Hey, Father! I want to go to confession, but I can’t due to the coronavirus. What is this I hear about making a perfect contrition?

I want to go to confession, but I can’t due to the coronavirus. What is this I hear about making a perfect contrition?


It’s an eerie quiet that has settled over our state and country as many continue to shelter in place in order to avoid spreading the coronavirus.  It’s a situation that has meant the incredible sacrifice of our reception of Holy Communion for a time, but it has impeded all of the sacraments of the Church: baptisms and weddings can only be with immediate family. The sick and suffering are anointed under a cloud of uncertainty over whether diseases might be passed along. 

Sacramental confession has also become more constricted. Here at the Cathedral, we still offer it for an hour each day, but it is strange to be worried about physical illnesses in a sacrament that is meant to be entirely focused on spiritual healing. In other places, confession is offered at least by appointment, but the possibility of even sacramental confession becoming constrained is becoming more and more real as we see the virus spreading rapidly in new places. But, God brings good out of everything, if we trust Him.

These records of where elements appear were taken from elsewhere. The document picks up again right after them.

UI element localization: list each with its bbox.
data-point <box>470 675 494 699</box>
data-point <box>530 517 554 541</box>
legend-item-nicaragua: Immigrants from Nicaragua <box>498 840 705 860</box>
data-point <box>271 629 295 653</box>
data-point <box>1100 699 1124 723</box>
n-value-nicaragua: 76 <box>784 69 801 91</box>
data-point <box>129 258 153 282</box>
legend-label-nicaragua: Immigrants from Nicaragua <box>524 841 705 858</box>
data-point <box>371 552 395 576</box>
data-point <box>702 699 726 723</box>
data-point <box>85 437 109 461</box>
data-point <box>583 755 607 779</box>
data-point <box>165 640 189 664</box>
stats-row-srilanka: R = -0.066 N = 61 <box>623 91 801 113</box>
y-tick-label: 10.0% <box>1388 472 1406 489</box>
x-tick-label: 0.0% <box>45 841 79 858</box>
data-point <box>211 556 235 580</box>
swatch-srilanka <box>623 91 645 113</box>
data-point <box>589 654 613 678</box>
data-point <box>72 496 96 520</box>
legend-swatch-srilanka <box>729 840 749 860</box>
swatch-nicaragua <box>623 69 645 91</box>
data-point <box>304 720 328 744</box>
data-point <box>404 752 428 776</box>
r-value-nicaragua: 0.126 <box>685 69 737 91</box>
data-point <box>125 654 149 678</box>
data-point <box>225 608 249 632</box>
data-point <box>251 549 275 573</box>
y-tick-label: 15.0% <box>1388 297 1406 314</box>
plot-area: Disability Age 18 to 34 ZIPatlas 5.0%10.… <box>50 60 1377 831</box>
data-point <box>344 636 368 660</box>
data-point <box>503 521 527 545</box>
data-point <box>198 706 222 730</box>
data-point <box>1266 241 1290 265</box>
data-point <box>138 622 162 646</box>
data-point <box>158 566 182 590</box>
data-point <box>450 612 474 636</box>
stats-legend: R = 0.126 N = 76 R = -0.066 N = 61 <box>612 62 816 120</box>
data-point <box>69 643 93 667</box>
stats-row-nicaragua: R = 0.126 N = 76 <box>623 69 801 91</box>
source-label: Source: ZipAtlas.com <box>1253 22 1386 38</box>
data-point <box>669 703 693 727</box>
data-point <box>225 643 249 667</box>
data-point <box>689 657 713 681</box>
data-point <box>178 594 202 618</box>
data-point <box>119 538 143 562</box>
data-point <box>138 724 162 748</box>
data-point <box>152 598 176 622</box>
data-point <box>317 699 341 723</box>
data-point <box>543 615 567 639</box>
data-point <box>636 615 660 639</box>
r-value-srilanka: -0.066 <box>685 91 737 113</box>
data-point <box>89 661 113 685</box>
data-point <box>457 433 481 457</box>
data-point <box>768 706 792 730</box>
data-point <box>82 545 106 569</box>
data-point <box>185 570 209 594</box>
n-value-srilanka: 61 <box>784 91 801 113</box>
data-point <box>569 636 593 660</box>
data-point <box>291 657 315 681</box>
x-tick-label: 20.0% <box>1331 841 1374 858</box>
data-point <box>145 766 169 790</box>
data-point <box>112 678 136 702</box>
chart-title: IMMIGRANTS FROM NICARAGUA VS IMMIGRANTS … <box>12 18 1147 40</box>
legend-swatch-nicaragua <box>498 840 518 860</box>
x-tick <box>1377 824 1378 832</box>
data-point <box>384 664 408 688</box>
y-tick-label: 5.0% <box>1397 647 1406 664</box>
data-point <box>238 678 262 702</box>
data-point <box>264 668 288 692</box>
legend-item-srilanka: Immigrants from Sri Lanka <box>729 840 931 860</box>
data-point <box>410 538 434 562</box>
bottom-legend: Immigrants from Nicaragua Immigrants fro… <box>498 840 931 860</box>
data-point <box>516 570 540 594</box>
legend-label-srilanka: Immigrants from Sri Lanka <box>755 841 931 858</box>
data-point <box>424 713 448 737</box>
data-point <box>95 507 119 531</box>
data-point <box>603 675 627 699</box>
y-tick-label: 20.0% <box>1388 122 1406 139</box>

And so, He means to bring good out of even the situation where a person cannot get to Confession! 

In Matthew 18:18, Jesus entrusts to His apostles, His first priests, with the power to bind and loose, to forgive sins in God’s name. Forgiveness, freedom, a Father – God wants to give us nothing less, and He has chosen to ordinarily do so by means of His priests, but God is not limited to those means. 

So, what if something like persecution, privation, or in this case, a pandemic, keeps us from confession? Just as the grace of profound interior union with Christ can be received by an act of Spiritual Communion, depending only on our desire and disposition, so the grace of forgiveness can be received by an act of perfect contrition. That is, lacking the possibility of sacramental confession, as long as our contrition for our sins is motivated because of God’s personal goodness (not fear, or self-interest), our prayerful act of contrition (for at minimum our mortal sins) avails us of God’s grace of forgiveness!

Also, “perfect contrition” does not mean we have to have a strong emotion of sorrow, nor even a strong hatred of sin (obviously, those are good things too!) but, it does mean that we take those sins to sacramental confession as soon as possible, for to do so is to continue that act of trust in our Good God, by availing ourselves of His ordinary means of gracing us. Just as Spiritual Communion anticipates and prepares for sacramental Communion, so perfect contrition does for sacramental confession.

So, if we cannot get to confession right now because of the coronavirus, let us not see it as a burden, but an invitation from our Good Lord to an even deeper sorrow for our sins entirely out of love for Him, and trustingly beg of Him the grace of perfect contrition.

Father Dominic Rankin is parochial vicar at the Cathedral of the Immaculate Conception and has a license in Theology of Marriage and Family from the John Paul II Institute in Rome

How do I make a perfect contrition?

The first thing one must do is pray act of contrition, but as Fr. Dominic says, our contrition for our sins must be “motivated because of God’s personal goodness.” Our contrition should be out of love for God. There are variations of the Act of Contrition prayer. Here is one of them you can pray:

“O my God, I am heartily sorry for having offended Thee, and I detest all my sins because of thy just punishments, but most of all because they offend Thee, my God, who art all good and deserving of all my love. I firmly resolve with the help of Thy grace to sin no more and to avoid the near occasion of sin. Amen.”

The second thing one must do is then make an authentic commitment to get to confession as soon as that becomes possible. In the end, making a perfect contrition is not a substitute for going to confession. Pope Francis has encouraged Catholics during this time who cannot leave their home or if confession is unavailable due to health precautions to ask God for forgiveness and then to go to confession when they are able.